Croissance et richesse mondiale : le grand rééquilibrage

Résumé:

- En dépit des déboires rencontrés aujourd’hui par les économies avancées et les difficultés qu’elles éprouvent à renouer avec la croissance, la croissance mondiale a atteint 3,1 % en 2012.

- Cette progression du PIB mondial repose essentiellement sur la croissance des économies émergentes [1] .

- Celles-ci dépasseront en 2013, en termes de richesse, les économies avancées, après des siècles de suprématie économique de l’occident.

- Ce rééquilibrage s’effectue pour l’instant au profit de l’Asie, créant de nouvelles disparités au sein des économies émergentes.

La croissance mondiale ralentit mais le monde ne cesse (quand même) de s’enrichir

En cette période d’incertitudes grandissantes sur le système économique et financier mondial, un pessimisme ambiant semble avoir atteint les économistes, les banquiers et les commentateurs économiques. Et pour cause, à peine relevées de la crise de 2009, les économies avancées sont aussitôt retombées, l’Europe en tête. L’embellie aura été de courte durée : des plans de relance massifs et un assouplissement généralisé des politiques monétaires ont permis de relancer l’activité en 2010 et 2011, mais en 2012 le soufflet était déjà retombé. Les temps sont durs, et les difficultés auxquelles nos pays, nos dirigeants et nos populations sont confrontés sont nombreuses.

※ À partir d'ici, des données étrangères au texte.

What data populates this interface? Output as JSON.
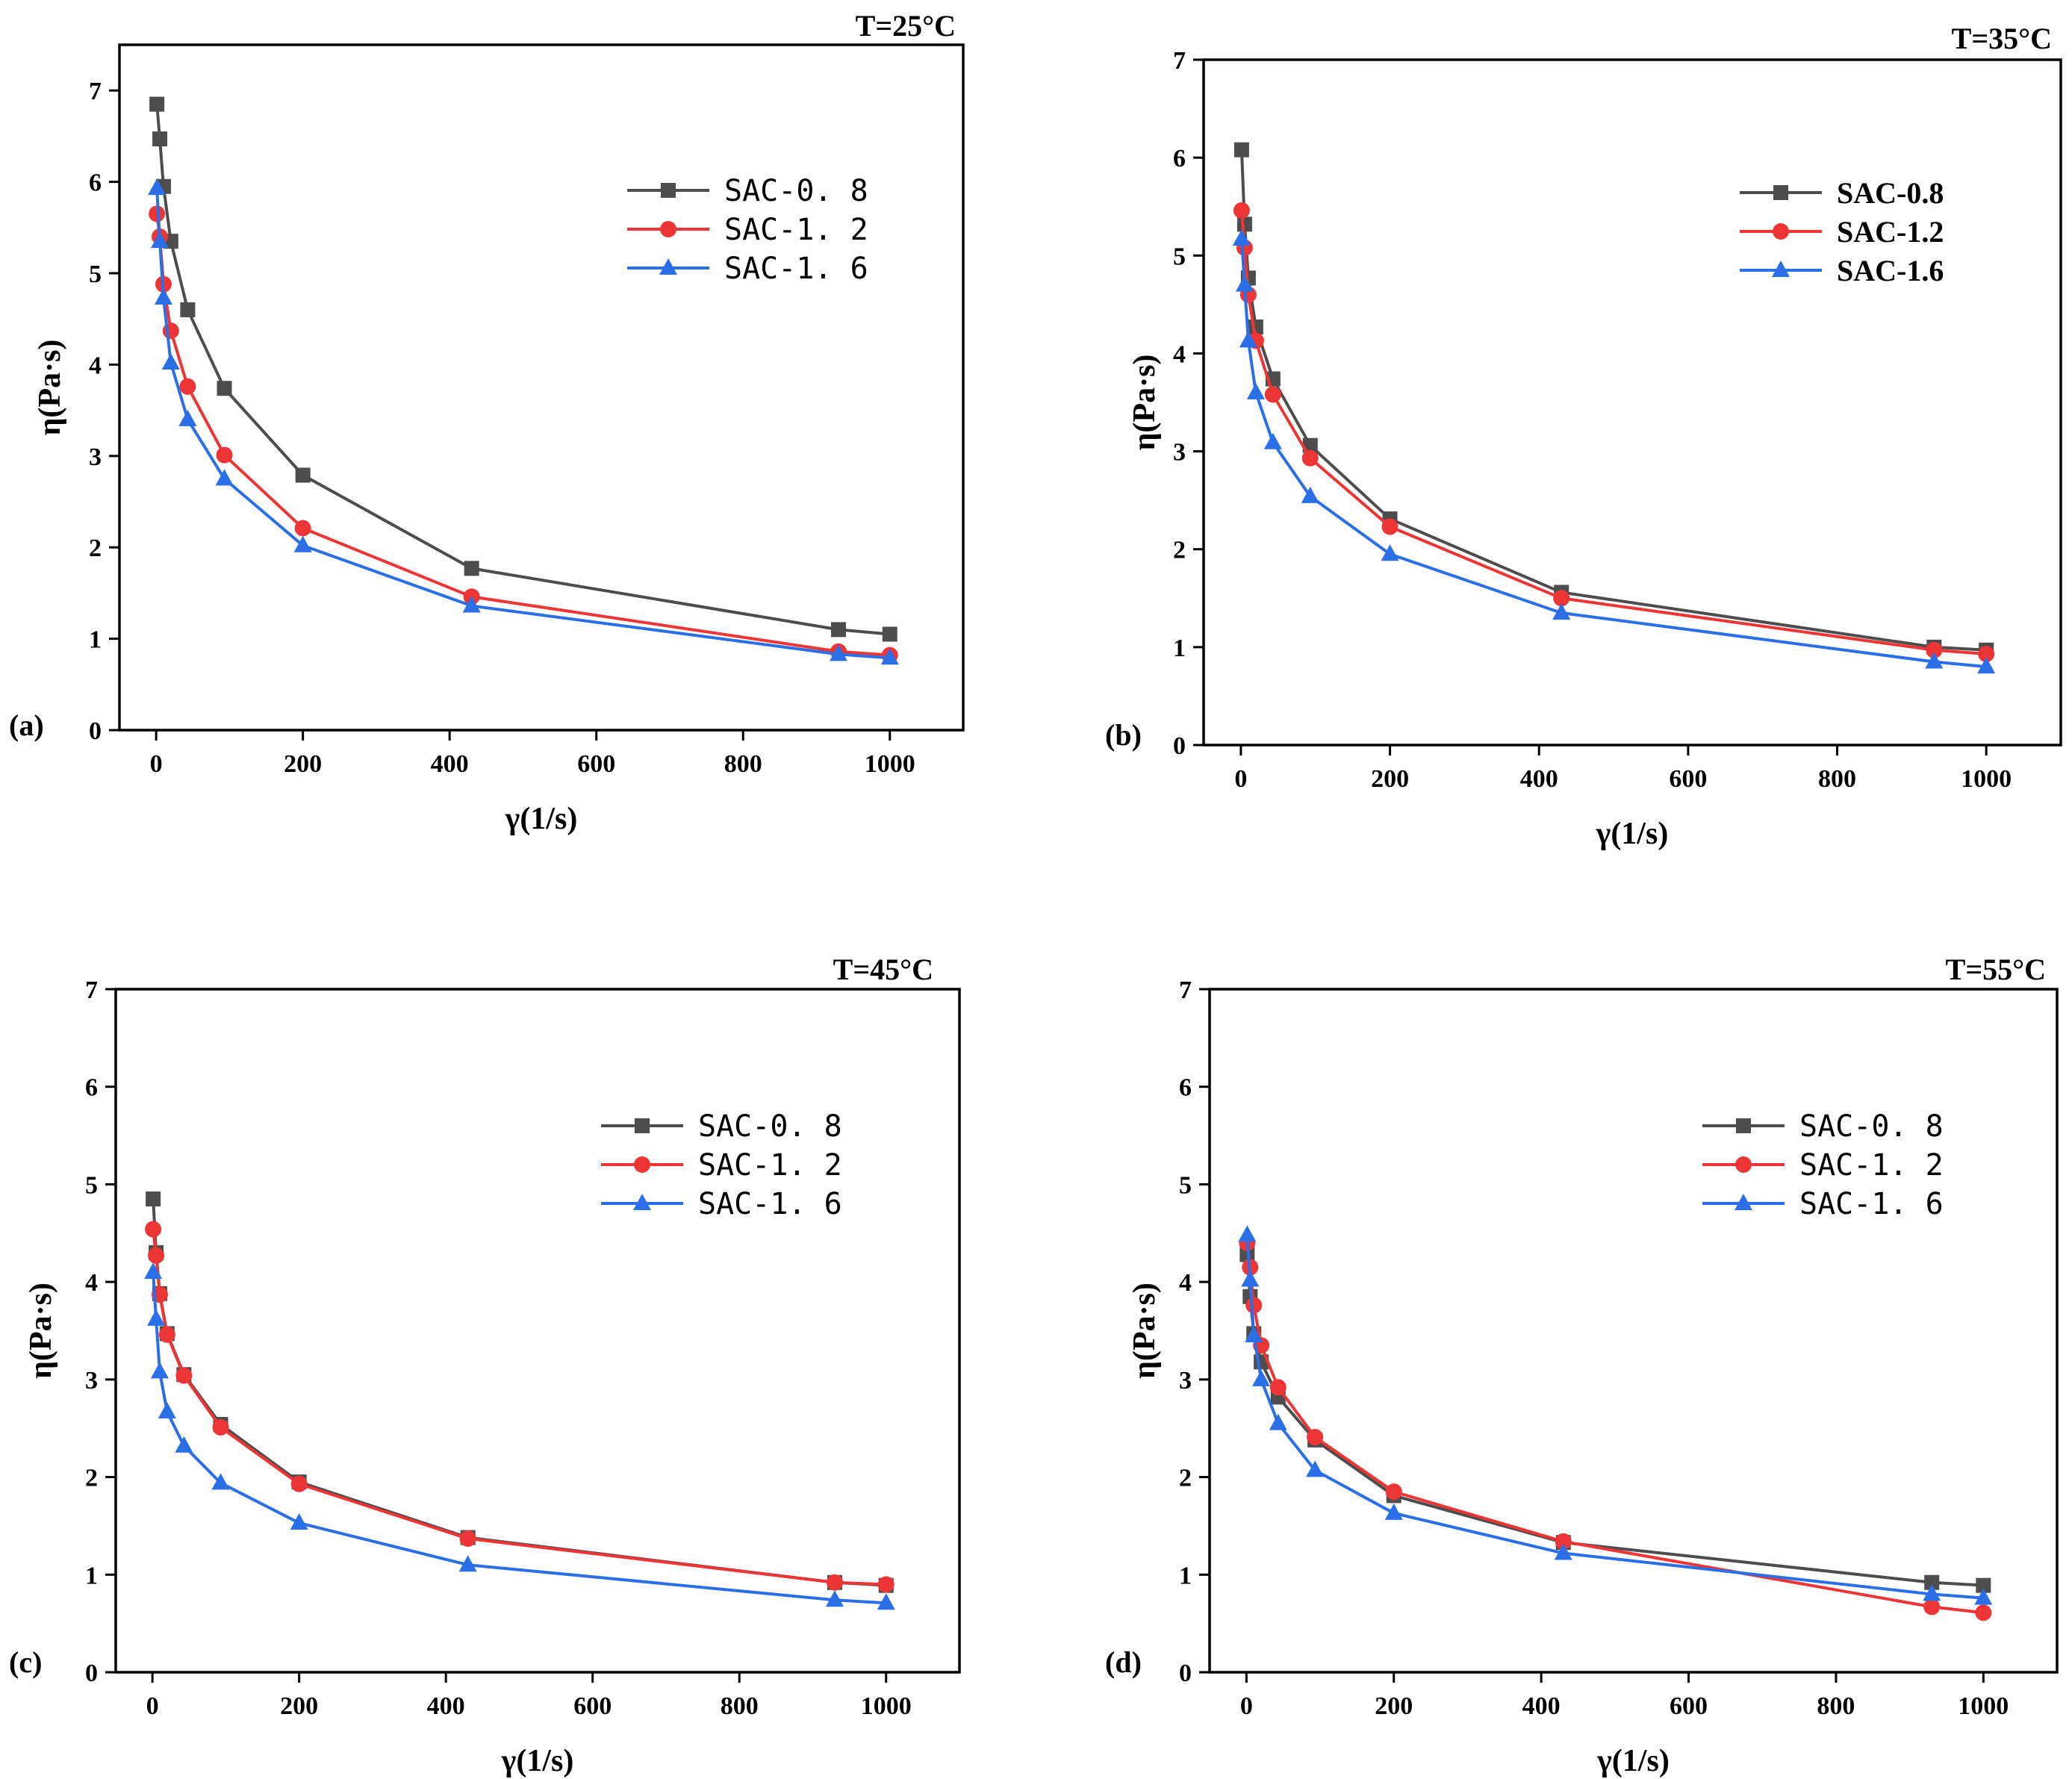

Mais en prenant un peu de recul, si l’on élargit notre champ de vision, et que l’on regarde l’économie mondiale dans son ensemble, qu’observe-t-on ? Le monde n’a jamais été aussi riche, et cette trajectoire se confirme : chaque année la richesse produite dépasse celle de l’année précédente. Au cours des trente dernières années, seule l’année 2009 a vu le PIB mondiale reculer (et ce recul a été relativement modéré, -0,6%). Depuis l’an 2000, le PIB mondial a été multiplié par 2,2 [2] .

En 2013, alors que les économies européennes peinent à renouer avec la croissance et que les Etats-Unis, s’ils vont mieux, n’enregistrent plus des taux de croissance comme ceux des années 1990 et 2000, la croissance mondiale devrait quand même s’élever à 3,1% (prévisions FMI de juillet 2013).

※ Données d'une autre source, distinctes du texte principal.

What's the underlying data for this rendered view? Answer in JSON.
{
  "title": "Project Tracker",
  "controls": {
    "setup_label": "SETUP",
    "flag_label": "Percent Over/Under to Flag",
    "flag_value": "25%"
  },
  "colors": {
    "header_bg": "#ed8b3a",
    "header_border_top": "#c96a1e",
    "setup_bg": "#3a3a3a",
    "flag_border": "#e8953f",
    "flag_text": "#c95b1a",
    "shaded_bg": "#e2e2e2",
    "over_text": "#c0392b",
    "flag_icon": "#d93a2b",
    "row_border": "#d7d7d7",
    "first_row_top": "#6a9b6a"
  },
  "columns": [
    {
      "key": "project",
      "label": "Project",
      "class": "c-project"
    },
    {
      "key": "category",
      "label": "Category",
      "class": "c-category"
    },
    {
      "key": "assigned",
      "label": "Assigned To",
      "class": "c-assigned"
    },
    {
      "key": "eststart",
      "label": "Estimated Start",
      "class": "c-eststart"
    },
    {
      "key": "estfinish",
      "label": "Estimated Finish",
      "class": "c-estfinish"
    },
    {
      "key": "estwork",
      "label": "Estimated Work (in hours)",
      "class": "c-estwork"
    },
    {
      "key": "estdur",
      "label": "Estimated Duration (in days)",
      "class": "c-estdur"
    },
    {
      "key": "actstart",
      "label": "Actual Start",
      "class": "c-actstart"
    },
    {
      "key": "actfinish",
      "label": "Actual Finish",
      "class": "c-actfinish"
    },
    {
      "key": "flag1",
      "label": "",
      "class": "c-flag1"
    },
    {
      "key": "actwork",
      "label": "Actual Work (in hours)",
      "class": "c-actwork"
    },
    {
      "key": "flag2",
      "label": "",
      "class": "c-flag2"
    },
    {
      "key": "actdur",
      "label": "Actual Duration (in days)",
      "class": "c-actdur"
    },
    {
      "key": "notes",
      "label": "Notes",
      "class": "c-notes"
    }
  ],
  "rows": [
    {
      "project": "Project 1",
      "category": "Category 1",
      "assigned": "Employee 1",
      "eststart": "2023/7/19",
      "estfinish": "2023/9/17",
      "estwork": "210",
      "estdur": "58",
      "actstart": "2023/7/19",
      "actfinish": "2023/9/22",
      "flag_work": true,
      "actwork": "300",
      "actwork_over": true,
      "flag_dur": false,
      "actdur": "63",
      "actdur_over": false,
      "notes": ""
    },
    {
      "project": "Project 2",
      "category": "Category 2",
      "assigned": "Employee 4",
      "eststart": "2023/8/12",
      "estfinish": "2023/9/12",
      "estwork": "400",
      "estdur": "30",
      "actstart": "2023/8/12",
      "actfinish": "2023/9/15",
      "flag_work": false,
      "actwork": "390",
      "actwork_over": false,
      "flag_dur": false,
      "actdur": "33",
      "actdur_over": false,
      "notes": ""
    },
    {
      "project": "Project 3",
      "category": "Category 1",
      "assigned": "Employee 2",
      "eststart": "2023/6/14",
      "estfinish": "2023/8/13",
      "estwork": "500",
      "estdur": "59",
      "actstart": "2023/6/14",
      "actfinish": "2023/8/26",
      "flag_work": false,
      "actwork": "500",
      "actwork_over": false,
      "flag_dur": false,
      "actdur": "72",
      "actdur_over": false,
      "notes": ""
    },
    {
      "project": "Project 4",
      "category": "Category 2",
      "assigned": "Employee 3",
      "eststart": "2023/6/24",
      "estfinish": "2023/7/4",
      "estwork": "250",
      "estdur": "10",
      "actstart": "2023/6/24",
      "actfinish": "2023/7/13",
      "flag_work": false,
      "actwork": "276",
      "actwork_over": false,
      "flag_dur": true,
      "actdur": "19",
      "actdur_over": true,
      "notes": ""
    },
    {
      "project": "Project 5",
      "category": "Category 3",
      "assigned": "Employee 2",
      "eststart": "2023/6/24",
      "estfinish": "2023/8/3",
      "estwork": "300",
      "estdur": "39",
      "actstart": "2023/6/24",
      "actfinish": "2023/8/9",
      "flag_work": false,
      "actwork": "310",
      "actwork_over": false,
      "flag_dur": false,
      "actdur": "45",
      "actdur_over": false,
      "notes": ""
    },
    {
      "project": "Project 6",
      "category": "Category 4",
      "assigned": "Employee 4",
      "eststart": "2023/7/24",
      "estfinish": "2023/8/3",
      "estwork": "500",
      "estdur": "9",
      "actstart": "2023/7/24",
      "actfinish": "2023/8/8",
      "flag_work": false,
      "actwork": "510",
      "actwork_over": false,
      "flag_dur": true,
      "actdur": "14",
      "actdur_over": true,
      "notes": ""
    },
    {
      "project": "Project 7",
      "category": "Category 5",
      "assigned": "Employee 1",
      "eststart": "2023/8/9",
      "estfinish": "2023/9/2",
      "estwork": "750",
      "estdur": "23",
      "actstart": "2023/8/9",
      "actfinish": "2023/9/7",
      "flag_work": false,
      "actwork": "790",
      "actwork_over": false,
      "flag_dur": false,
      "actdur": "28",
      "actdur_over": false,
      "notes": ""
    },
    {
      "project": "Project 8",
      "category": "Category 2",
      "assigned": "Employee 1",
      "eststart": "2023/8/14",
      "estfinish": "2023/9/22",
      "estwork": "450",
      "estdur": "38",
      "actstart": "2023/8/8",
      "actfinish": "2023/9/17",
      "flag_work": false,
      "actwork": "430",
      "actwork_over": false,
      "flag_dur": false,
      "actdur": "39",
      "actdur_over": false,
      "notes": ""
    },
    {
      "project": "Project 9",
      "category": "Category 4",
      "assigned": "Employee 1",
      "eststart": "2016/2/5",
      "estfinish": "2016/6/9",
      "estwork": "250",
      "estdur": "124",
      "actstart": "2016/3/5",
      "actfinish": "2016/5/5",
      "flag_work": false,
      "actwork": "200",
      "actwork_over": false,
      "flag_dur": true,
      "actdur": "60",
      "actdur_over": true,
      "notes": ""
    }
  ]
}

L’activité est désormais tirée par les pays émergents

Mais, si les poids lourds de l’économie mondiale (triade Etats Unis, Japon, Union européenne) sont à la peine, d’où vient la croissance mondiale ? La réponse est dans la question : ce sont les poids « moins » lourds, les économies émergentes, qui sont les plus dynamiques. Un rapide calcul des contributions [3] à la croissance permet ainsi de montrer que la croissance mondiale repose en grande partie sur celle des pays émergents. En 2012, sur les 3,2 % de croissance du PIB mondial en termes réels, 2,5 points provenaient des émergents et « seulement » 0,7 point des économies avancées (graphique 1). En d’autres termes, en 2012, 80% de l’augmentation de la richesse mondiale a été le fruit des pays émergents. Ce phénomène n’est pas récent, il s’est simplement accentué depuis la crise financière. Durant les années 1980 les économies émergentes ne contribuaient qu’à 36 % de la croissance mondiale. Ce chiffre monte à 41 % dans les années 1990 et bondit à 70 % durant la décennie 2000. Depuis la crise il a même atteint 80 %.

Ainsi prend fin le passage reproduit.